Preparing for Retirement
The earlier preparations for retirement start, the better.
A major challenge for the retiree is crossing the threshold from saving funds to using funds. This is a major psychological shift that must be skilfully handled and may require professional guidance.
It is necessary to have an idea of the cost of the retirement lifestyle even in current dollars so that meaningful projections can be made and adequate funds saved. This will make it possible to make a budget for retirement.
It is important to determine how retirement will be funded. How much is likely to come from employer-sponsored pension schemes? How much will be required from personal savings and investments? Will these be enough to fund the anticipated lifestyle?

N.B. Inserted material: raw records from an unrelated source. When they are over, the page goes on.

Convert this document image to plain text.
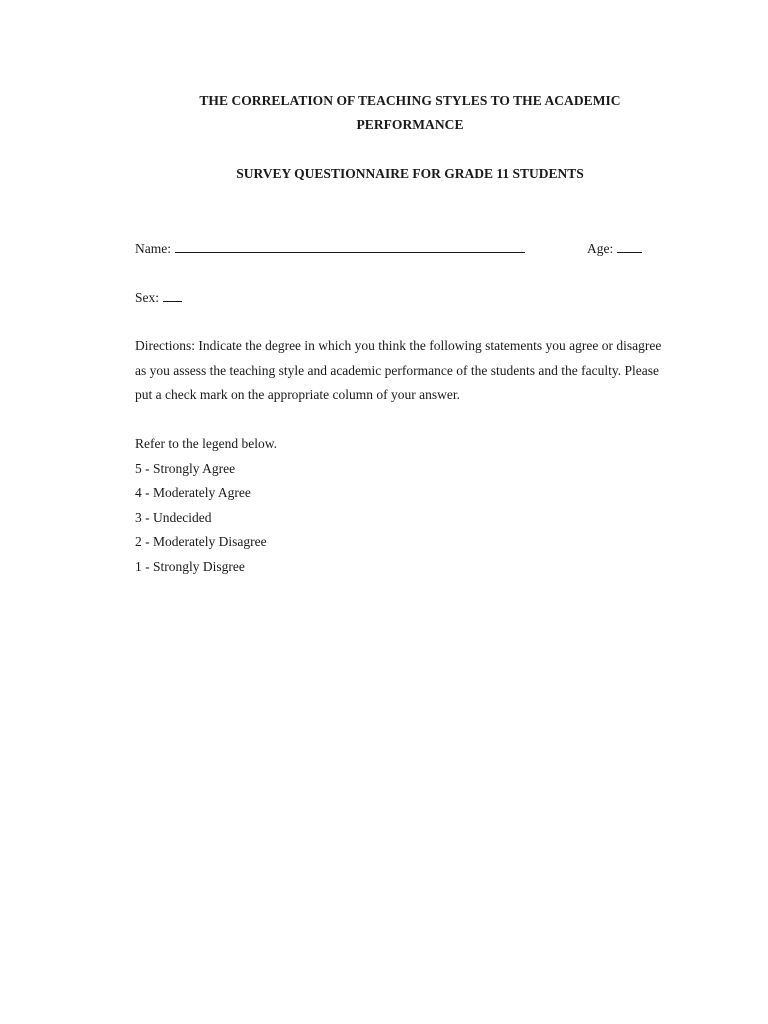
THE CORRELATION OF TEACHING STYLES TO THE ACADEMIC
PERFORMANCE
SURVEY QUESTIONNAIRE FOR GRADE 11 STUDENTS
Name:	Age:
Sex:
Directions: Indicate the degree in which you think the following statements you agree or disagree
as you assess the teaching style and academic performance of the students and the faculty. Please
put a check mark on the appropriate column of your answer.
Refer to the legend below.
5 - Strongly Agree
4 - Moderately Agree
3 - Undecided
2 - Moderately Disagree
1 - Strongly Disgree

If funds will not be adequate, how will the gap be filled? Are there assets that can be sold to provide funds to fill the gap? Will current spending be reduced or will expectations for the desired retirement lifestyle be scaled back?

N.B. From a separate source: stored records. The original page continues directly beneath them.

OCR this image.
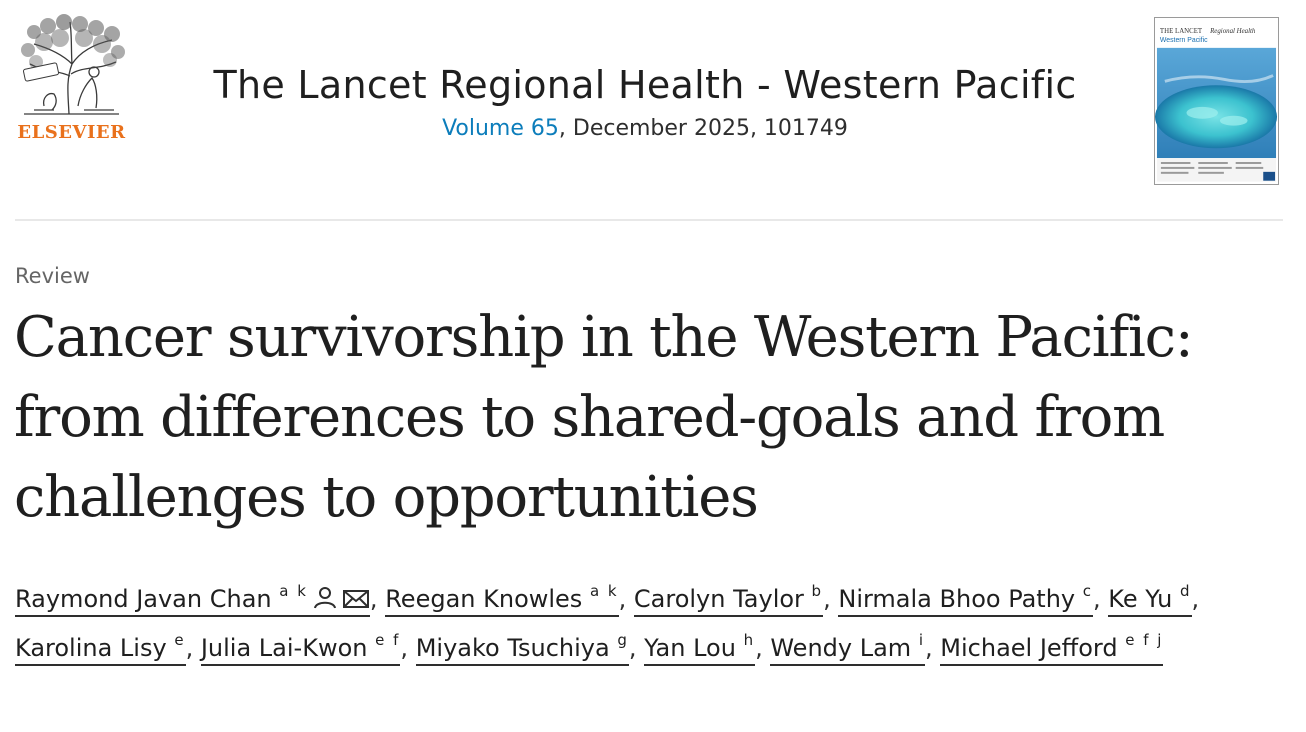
ELSEVIER
The Lancet Regional Health - Western Pacific
Volume 65, December 2025, 101749
THE LANCET Regional Health
Western Pacific
Review
Cancer survivorship in the Western Pacific: from differences to shared-goals and from challenges to opportunities
Raymond Javan Chan $^{a k}$	, Reegan Knowles $^{a k}$, Carolyn Taylor $^b$, Nirmala Bhoo Pathy $^c$, Ke Yu $^d$, Karolina Lisy $^e$, Julia Lai-Kwon $^{e f}$, Miyako Tsuchiya $^g$, Yan Lou $^h$, Wendy Lam $^i$, Michael Jefford $^{e f j}$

The more tax-efficient the investment portfolio is and the earlier investments are made in tax-free or tax-deferred vehicles the more funds will be available for retirement. It is useful to decide how investments will be distributed across the various vehicles stock, unit trust/mutual fund, fixed income instruments and real estate to realize the desired levels of income.
Decide early on such matters as the time of retirement. Early retirement has several challenges: it reduces the amount of time for building up resources while lengthening the time over which these resources are to be spread.
Decide if retirement will be spent in a different part of the country or abroad, if the same residence is to be used or if it is to be sold and replaced by a smaller house. What provisions are to be made for health care? How will these be funded?